Thank you all for your great advice. I really loved seeing how everyone is considering their horses. There was a time when horses where not considered and that is the tradition we are trying to change. True horseman consider their horses.
When I started my horse program many of my long time horse friends were so excited to have a place to retire their good old faithfuls. I begin to get a reputation for the greatest retirement home for these horses.
I gave lessons to kids and adults at all different levels. I was able to take 17 head of horses and turn it into the greatest program around.
I soon realized that these old faithfuls had lived amazing lives and were performance horses till the end.
With all of those amazing qualities they all had their little corks too. Many of them came to me in their late teen or early 20s, I didn't always know their complete history and many where cinchy.

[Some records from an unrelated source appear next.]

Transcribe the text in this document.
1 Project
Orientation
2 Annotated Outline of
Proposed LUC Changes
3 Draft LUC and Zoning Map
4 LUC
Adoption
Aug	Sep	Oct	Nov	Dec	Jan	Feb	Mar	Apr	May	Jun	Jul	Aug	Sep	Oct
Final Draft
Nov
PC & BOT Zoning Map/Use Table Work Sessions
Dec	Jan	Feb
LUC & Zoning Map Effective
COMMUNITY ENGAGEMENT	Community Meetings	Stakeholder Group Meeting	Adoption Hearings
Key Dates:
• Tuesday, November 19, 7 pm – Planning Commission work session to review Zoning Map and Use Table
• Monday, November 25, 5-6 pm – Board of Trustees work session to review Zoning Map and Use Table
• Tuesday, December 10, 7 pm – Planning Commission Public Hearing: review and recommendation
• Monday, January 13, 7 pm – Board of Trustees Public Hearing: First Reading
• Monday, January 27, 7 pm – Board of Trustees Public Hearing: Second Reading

The perspective that I would like to bring to this discussion is to remember all of those techniques can be successful but the key is you have to know when, where and how to use them and read each individual horse. Also remember that years of bad saddling can leave a muscle memory mindset in the horse so be realistic in your expectations.
I still have a lesson horse name Jazz. When we first started working with her saddle issues she would try and turn around and bite us. We applied all of the positive options to her. In the end she would chew on the rope instead of biting us. We finally realized that was a fair compromise.
Take it slow, take a breath, and break it into small pieces. Take the time it takes so you don't have to take the time to do it over.